I have had more sent email fail to reach the intended recipients in the past several months than in perhaps the past five years combined. Multiple senders, multiple disparate recipients, and even InfoWorld -- I thought my editor was mad at me for a month or so. All the while, other mail reached other recipients with no problems whatsoever. It's fickle, impossible to predict or diagnose from the outside, but it's increasingly causing questions about the suitability of email in general -- a reality that should make us all uncomfortable.
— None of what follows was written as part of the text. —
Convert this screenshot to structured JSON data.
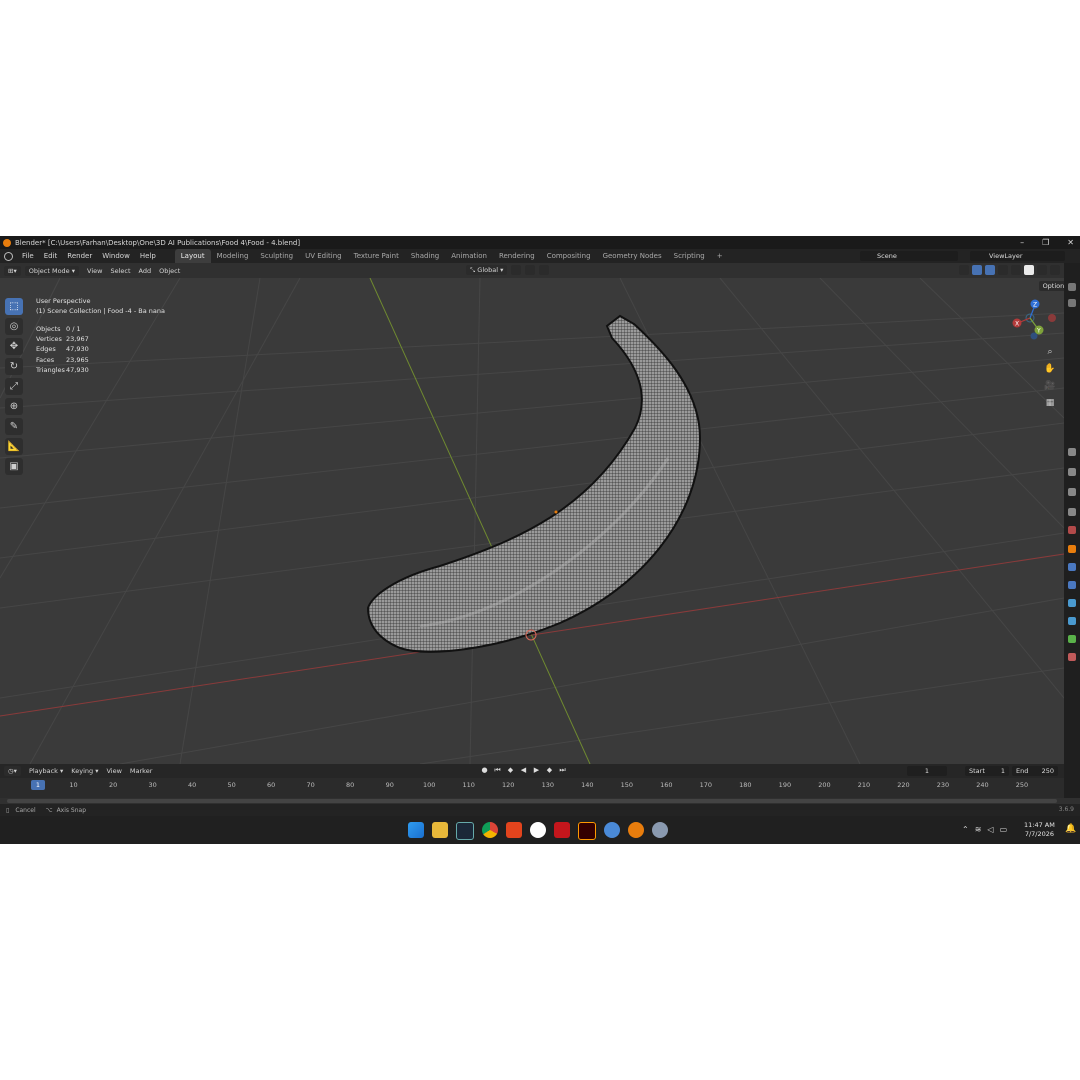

There are steps we can take, of course. I could (and will probably have to) route all outbound mail through my ISP's relay. I'd feel better about that if everything was encrypted, but that's not the case, even today.
Also, I might need the ISP to relay inbound mail as well, meaning that all inbound email would need to be processed through its relays before arriving at my server. That would require configuration on the ISP's end, possibly a recurring cost, and it would constitute another point of failure -- one that is completely opaque when troubleshooting.
There are also no guarantees that the ISP would not implement heavy-handed filters of its own. It might silently discard legitimate inbound email to my server, and I would have no way of knowing I was missing email. All of these possibilities chip away at the already fragile foundation of email as a valid form of communication.
The fact is the volume of spam and other unwanted communication via email has dropped substantially (at least for my server) over the past decade. It's certainly a problem, but it's not nearly as bad as it was when I collected stats back in 2006.
I'd like to think that we have much better ways to detect and block illegitimate email these days than we did back then -- and we do. Maybe it's time to dispense with the heavy-handed relay rejection and classification methods so many ISPs and email services still seem to rely on. Instead, we must remember that SMTP is a field everyone can play on, no matter the size of their mail spool.